Behold, what I have seen to be good and fitting is to eat and drink and find enjoyment in all the toil with which one toils under the sun the few days of his life that God has given him, for this is his lot. Everyone also to whom God has given wealth and possessions and power to enjoy them, and to accept his lot and rejoice in his toil—this is the gift of God. For he will not much remember the days of his life because God keeps him occupied with joy in his heart.
The book of Ecclesiastes is King Solomon’s life journal and reveals his search for purpose and meaning. Solomon had money and denied himself nothing his eyes desired. He had power and he used it to do whatever he thought would make him happy. Solomon had all the “toys” and played with each one until they were rusted and worn.
As Solomon takes us on his journey to find meaning, he pulls off the road occasionally, for a teaching moment. This passage is one of those moments. First, Solomon says, when a person stops living for themselves and starts living for God—when they find their true purpose and passion—there is genuine satisfaction. Work is still work involving “toil” and challenge, but when you’re doing what God has made you to do there is deep contentment.
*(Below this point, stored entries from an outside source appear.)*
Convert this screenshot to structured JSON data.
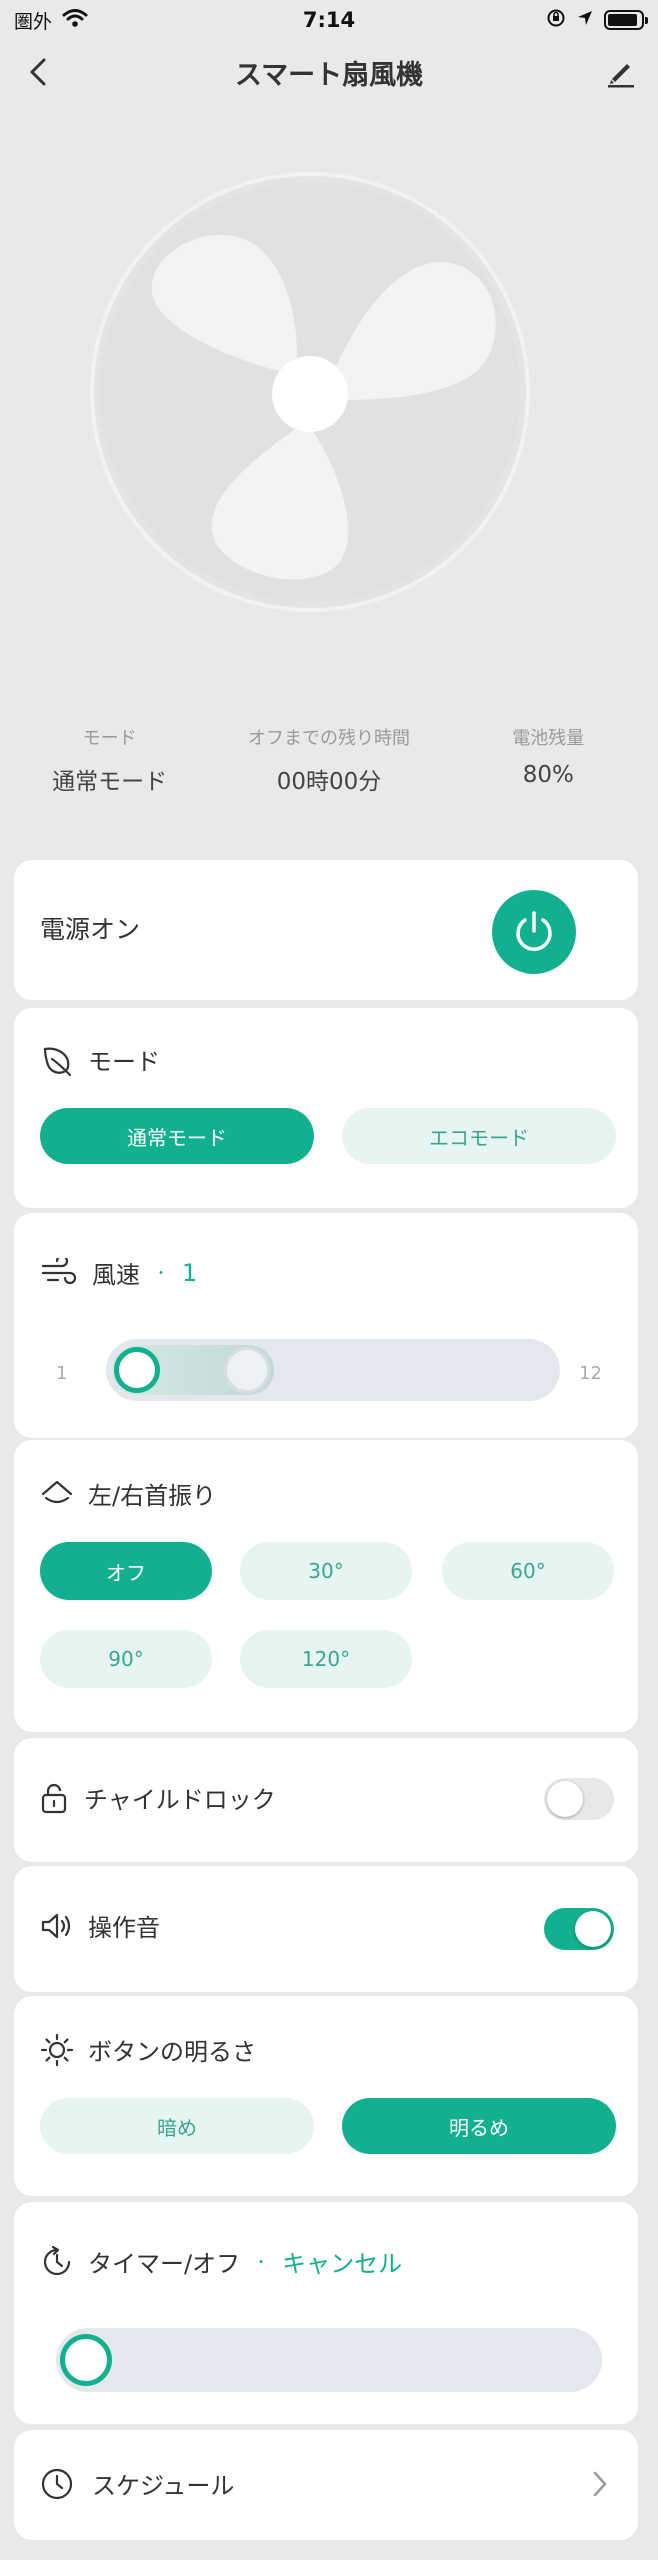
{
  "status_bar": {
    "carrier": "圏外",
    "time": "7:14",
    "battery_level": 0.9
  },
  "header": {
    "title": "スマート扇風機",
    "back_icon": "chevron-left-icon",
    "edit_icon": "pencil-icon"
  },
  "stats": [
    {
      "label": "モード",
      "value": "通常モード"
    },
    {
      "label": "オフまでの残り時間",
      "value": "00時00分"
    },
    {
      "label": "電池残量",
      "value": "80%"
    }
  ],
  "power": {
    "label": "電源オン",
    "icon": "power-icon"
  },
  "mode": {
    "title": "モード",
    "icon": "leaf-icon",
    "options": [
      {
        "label": "通常モード",
        "selected": true
      },
      {
        "label": "エコモード",
        "selected": false
      }
    ]
  },
  "speed": {
    "title": "風速",
    "separator": "・",
    "value": "1",
    "min_label": "1",
    "max_label": "12",
    "icon": "wind-icon",
    "min": 1,
    "max": 12,
    "current": 1
  },
  "swing": {
    "title": "左/右首振り",
    "icon": "house-icon",
    "options": [
      {
        "label": "オフ",
        "selected": true
      },
      {
        "label": "30°",
        "selected": false
      },
      {
        "label": "60°",
        "selected": false
      },
      {
        "label": "90°",
        "selected": false
      },
      {
        "label": "120°",
        "selected": false
      }
    ]
  },
  "child_lock": {
    "title": "チャイルドロック",
    "icon": "lock-icon",
    "enabled": false
  },
  "sound": {
    "title": "操作音",
    "icon": "speaker-icon",
    "enabled": true
  },
  "brightness": {
    "title": "ボタンの明るさ",
    "icon": "sun-icon",
    "options": [
      {
        "label": "暗め",
        "selected": false
      },
      {
        "label": "明るめ",
        "selected": true
      }
    ]
  },
  "timer": {
    "title": "タイマー/オフ",
    "separator": "・",
    "action": "キャンセル",
    "icon": "timer-icon"
  },
  "schedule": {
    "title": "スケジュール",
    "icon": "clock-icon",
    "chevron_icon": "chevron-right-icon"
  },
  "colors": {
    "accent": "#13b08f",
    "accent_light": "#e6f5f2",
    "background": "#e9e9ea"
  }
}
Secondly, when a person understands that wealth and possessions are a gift from God, they can rejoice because of what God has provided. When we have God’s perspective on our stuff, he enables us to enjoy it. A change in mindset from “my stuff to own” to “God’s stuff on loan” turns the frenzied pursuit into a satisfying journey. When we learn to do things God’s way we move from whining to thanksgiving because “God keeps [us] occupied with joy in [our] heart[s].”
Talking to God
Father, please teach me the biblical perspective of possessions. Help me understand that all I have comes from you and is to be used for you. Help me teach and model the biblical philosophy of wealth to my children (and grandchildren). In Jesus’ name. Amen.